È possibile un discorso su Dio?

Per i credenti e la teologia cristiana il luogo di Dio è Gesù di Nazaret.

Parlando di bellezza e di necessità del sapere teologico, è opportuno da subito affrontare un interrogativo davvero radicale. La parola “teologia”, in effetti, evoca Dio stesso; partendo dalla sua origine greca, la si potrebbe rendere semplicemente come “discorso su Dio”. Ma è davvero possibile un di-scorso su Dio? Non è Dio un mistero? Non è anzi il mistero di ogni mistero?
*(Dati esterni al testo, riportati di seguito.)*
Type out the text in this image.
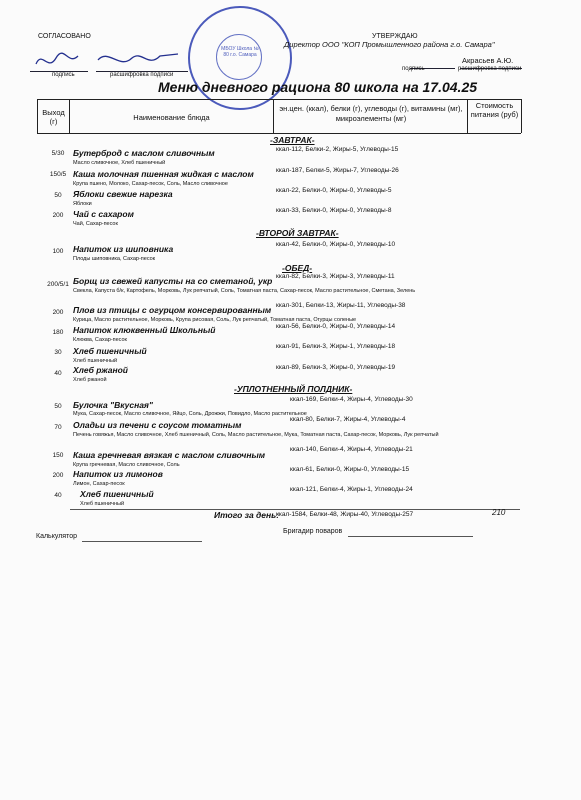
СОГЛАСОВАНО
подпись	расшифровка подписи
МБОУ Школа № 80 г.о. Самара
УТВЕРЖДАЮ
Директор ООО "КОП Промышленного района г.о. Самара"
Акрасьев А.Ю.
подпись	расшифровка подписи
Меню дневного рациона 80 школа на 17.04.25
Выход (г)	Наименование блюда
эн.цен. (ккал), белки (г), углеводы (г), витамины (мг), микроэлементы (мг)
Стоимость питания (руб)
-ЗАВТРАК-
-ВТОРОЙ ЗАВТРАК-
-ОБЕД-
-УПЛОТНЕННЫЙ ПОЛДНИК-
5/30	Бутерброд с маслом сливочным
Масло сливочное, Хлеб пшеничный
ккал-112, Белки-2, Жиры-5, Углеводы-15
150/5 Каша молочная пшенная жидкая с маслом
Крупа пшено, Молоко, Сахар-песок, Соль, Масло сливочное
ккал-187, Белки-5, Жиры-7, Углеводы-26
50	Яблоки свежие нарезка
Яблоки
ккал-22, Белки-0, Жиры-0, Углеводы-5
200	Чай с сахаром
Чай, Сахар-песок
ккал-33, Белки-0, Жиры-0, Углеводы-8
100	Напиток из шиповника
Плоды шиповника, Сахар-песок
ккал-42, Белки-0, Жиры-0, Углеводы-10
200/5/1 Борщ из свежей капусты на со сметаной, укр
Свекла, Капуста б/к, Картофель, Морковь, Лук репчатый, Соль, Томатная паста, Сахар-песок, Масло растительное, Сметана, Зелень
ккал-82, Белки-3, Жиры-3, Углеводы-11
200	Плов из птицы с огурцом консервированным
Курица, Масло растительное, Морковь, Крупа рисовая, Соль, Лук репчатый, Томатная паста, Огурцы соленые
ккал-301, Белки-13, Жиры-11, Углеводы-38
180	Напиток клюквенный Школьный
Клюква, Сахар-песок
ккал-56, Белки-0, Жиры-0, Углеводы-14
30	Хлеб пшеничный
Хлеб пшеничный
ккал-91, Белки-3, Жиры-1, Углеводы-18
40	Хлеб ржаной
Хлеб ржаной
ккал-89, Белки-3, Жиры-0, Углеводы-19
50	Булочка "Вкусная"
Мука, Сахар-песок, Масло сливочное, Яйцо, Соль, Дрожжи, Повидло, Масло растительное
ккал-169, Белки-4, Жиры-4, Углеводы-30
70	Оладьи из печени с соусом томатным
Печень говяжья, Масло сливочное, Хлеб пшеничный, Соль, Масло растительное, Мука, Томатная паста, Сахар-песок, Морковь, Лук репчатый
ккал-80, Белки-7, Жиры-4, Углеводы-4
150	Каша гречневая вязкая с маслом сливочным
Крупа гречневая, Масло сливочное, Соль
ккал-140, Белки-4, Жиры-4, Углеводы-21
200	Напиток из лимонов
Лимон, Сахар-песок
ккал-61, Белки-0, Жиры-0, Углеводы-15
40	Хлеб пшеничный
Хлеб пшеничный
ккал-121, Белки-4, Жиры-1, Углеводы-24
Итого за день:
ккал-1584, Белки-48, Жиры-40, Углеводы-257	210
Калькулятор
Бригадир поваров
E non sarà forse il silenzio l’unico atteggiamento realmente corretto dinanzi alla sua realtà? Sono domande che meritano attenzione.
Per prima cosa, è opportuno chiarire il senso del termine “mistero” e poi verificare in che modo l’esercizio cristiano della teologia non trasformi Dio in un oggetto come gli altri, non ne annulli cioè la “divinità”. Ed è così che di per sé “mistero” non segnala qualcosa che sfugge alla nostra intelligenza, dinanzi a cui dobbiamo affermare la nostra impossibilità a procedere. E questo per ragioni di logica: se con “mistero” intendessimo qualcosa che è oltre le nostre capacità di pensiero e di nominazione, in verità, non potremmo neppure pensare e affermare che esso sfugge alla nostra intelligenza; infatti, almeno in questo non sfuggirebbe a essa e cioè per il fatto di poter pensare/dire che esso ci sfugge. Precisamente “mistero” è ciò la cui vastità e inesauribilità richiede sempre nuovi sforzi di comprensione e attenzione. Ed è proprio in questo suo significato che emerge il suo intimo e positivo legame con la parola e la realtà di “Dio”. Dio — la cui etimologia è propriamente quella di “luce” — è esattamente la condizione di possibilità affinché si dia qualcosa come un mistero: cioè qualcosa che possa essere sempre indagato.
La ricerca umana intorno a ciò che si presenta come “mistero”, come non ancora conosciuto, è possibile perché da sempre l’uomo ha intuito che il mistero non ha misteri. Ha cioè intuito che si dà un luogo del disvelamento del mistero. Il luogo dell’essere di Dio. Dire allora che Dio è un mistero non significa dire che è inconoscibile o che solo il silenzio ne salvaguarderebbe la realtà, ma dire che è la condizione di ogni atto di conoscenza umana.
Ma non sarà, a questo punto, ancora più complessa l’impresa di qualsivoglia teologia: quella di dire una parola su questa luce che ultimamente permette l’esercizio costante dell’umana intelligenza? In verità, ogni teologia —ogni discorso su Dio — troverà la sua legittimazione nella misura in cui sarà in grado di indicare il modo in cui riesce a scorgere il luogo dove ogni mistero non ha più misteri: il luogo stesso di Dio.
Per noi cristiani questo luogo è Gesù di Nazaret. Il principio fondante e fondamentale della teologia cristiana è allora il seguente: essa può dire qualcosa di Dio, unicamente perché Dio ha detto qualcosa di sé. E lo ha detto in Gesù. Per tale ragione, infine, la teologia cristiana dovrà sempre, in ogni tempo, ripartire da Gesù.